In this year’s stress tests, the Fed said, all 23 banks tested remained well above their risk-based minimum capital requirements.
“Over the past year, the Federal Reserve has run three stress tests with several different hypothetical recessions and all have confirmed that the banking system is strongly positioned to support the ongoing recovery,” Fed Vice Chair for Supervision Randal Quarles said in a statement for Thursday’s release.
In addition to the regularly scheduled 2020 stress test, the Fed last year also conducted a sensitivity analysis that addressed added scenarios and had banks perform a second round of stress testing in December.
Stress test results released last June led to the Fed requiring all 34 banks tested to preserve capital by suspending share repurchases and capping dividend payments for the third quarter. In December, despite capital levels remaining above minimums in the second test, the Fed continued restrictions on banks’ distributions to investors and share repurchases, with modifications; it left capital requirements unchanged.
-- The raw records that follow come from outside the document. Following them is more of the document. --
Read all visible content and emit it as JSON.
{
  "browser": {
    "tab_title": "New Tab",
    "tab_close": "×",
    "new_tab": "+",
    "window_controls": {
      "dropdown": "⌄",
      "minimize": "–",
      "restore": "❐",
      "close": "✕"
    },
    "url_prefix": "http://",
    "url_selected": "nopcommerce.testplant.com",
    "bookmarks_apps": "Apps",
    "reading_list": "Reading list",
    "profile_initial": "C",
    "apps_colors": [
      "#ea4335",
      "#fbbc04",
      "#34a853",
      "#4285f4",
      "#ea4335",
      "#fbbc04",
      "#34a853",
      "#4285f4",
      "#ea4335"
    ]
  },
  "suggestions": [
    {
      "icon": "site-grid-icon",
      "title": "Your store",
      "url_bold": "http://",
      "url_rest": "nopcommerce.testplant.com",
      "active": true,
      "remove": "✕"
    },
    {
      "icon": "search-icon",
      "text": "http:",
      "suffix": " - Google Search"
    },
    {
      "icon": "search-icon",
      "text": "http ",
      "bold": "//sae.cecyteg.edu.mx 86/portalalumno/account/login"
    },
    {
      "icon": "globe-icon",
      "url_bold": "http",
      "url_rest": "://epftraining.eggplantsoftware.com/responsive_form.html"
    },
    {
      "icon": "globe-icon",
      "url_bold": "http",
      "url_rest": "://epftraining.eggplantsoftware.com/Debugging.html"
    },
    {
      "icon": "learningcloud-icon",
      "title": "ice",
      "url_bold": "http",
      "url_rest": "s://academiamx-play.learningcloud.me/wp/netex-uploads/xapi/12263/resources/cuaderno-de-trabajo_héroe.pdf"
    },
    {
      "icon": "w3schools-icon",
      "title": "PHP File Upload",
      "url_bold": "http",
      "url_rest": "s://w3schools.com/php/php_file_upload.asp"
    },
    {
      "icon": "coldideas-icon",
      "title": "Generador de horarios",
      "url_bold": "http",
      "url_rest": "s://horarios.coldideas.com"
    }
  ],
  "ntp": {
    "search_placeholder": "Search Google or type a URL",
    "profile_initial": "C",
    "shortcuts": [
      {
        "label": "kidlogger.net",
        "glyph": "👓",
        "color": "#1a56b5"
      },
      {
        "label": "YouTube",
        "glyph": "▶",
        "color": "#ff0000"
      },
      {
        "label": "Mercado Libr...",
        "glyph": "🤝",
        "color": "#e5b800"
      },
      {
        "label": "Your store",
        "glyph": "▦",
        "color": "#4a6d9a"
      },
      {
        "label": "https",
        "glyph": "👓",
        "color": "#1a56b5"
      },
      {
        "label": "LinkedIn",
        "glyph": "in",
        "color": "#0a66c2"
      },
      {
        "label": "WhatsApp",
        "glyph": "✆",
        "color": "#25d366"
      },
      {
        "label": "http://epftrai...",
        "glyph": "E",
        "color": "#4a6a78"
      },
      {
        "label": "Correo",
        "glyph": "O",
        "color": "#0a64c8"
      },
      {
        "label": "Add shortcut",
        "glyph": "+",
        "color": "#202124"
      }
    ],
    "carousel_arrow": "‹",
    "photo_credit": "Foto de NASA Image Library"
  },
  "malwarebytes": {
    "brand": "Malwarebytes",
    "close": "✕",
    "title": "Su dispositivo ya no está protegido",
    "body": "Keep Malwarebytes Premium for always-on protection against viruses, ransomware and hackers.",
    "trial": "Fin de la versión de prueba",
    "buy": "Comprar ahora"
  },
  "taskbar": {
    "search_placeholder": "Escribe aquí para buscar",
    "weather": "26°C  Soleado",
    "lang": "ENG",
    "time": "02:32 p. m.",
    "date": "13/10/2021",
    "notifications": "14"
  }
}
The Fed Board’s stress tests help ensure that large banks can support the economy during economic downturns. The tests evaluate the resilience of large banks by estimating their losses, revenue, and capital levels—which provide a cushion against losses—under hypothetical scenarios over nine future quarters.
This year’s hypothetical scenario includes a severe global recession with substantial stress in commercial real estate and corporate debt markets. The unemployment rate rises by 4 percentage points to a peak of 10-3/4%. Gross domestic product falls 4% from the fourth quarter of 2020 through the third quarter of 2022. And asset prices decline sharply, with a 55% decline in equity prices.
Under that scenario, the Fed said, the 23 large banks would collectively lose more than $470 billion, with nearly $160 billion losses from commercial real estate and corporate loans. However, their capital ratios would decline to 10.6%, still more than double their minimum requirements.
The Fed Board on Thursday said it also corrected an error with the results for BNP Paribas USA from the June and December 2020 stress tests. “As a result, the projected pre-provision net revenue, projected pre-tax net income, and projected capital ratios were corrected,” it said.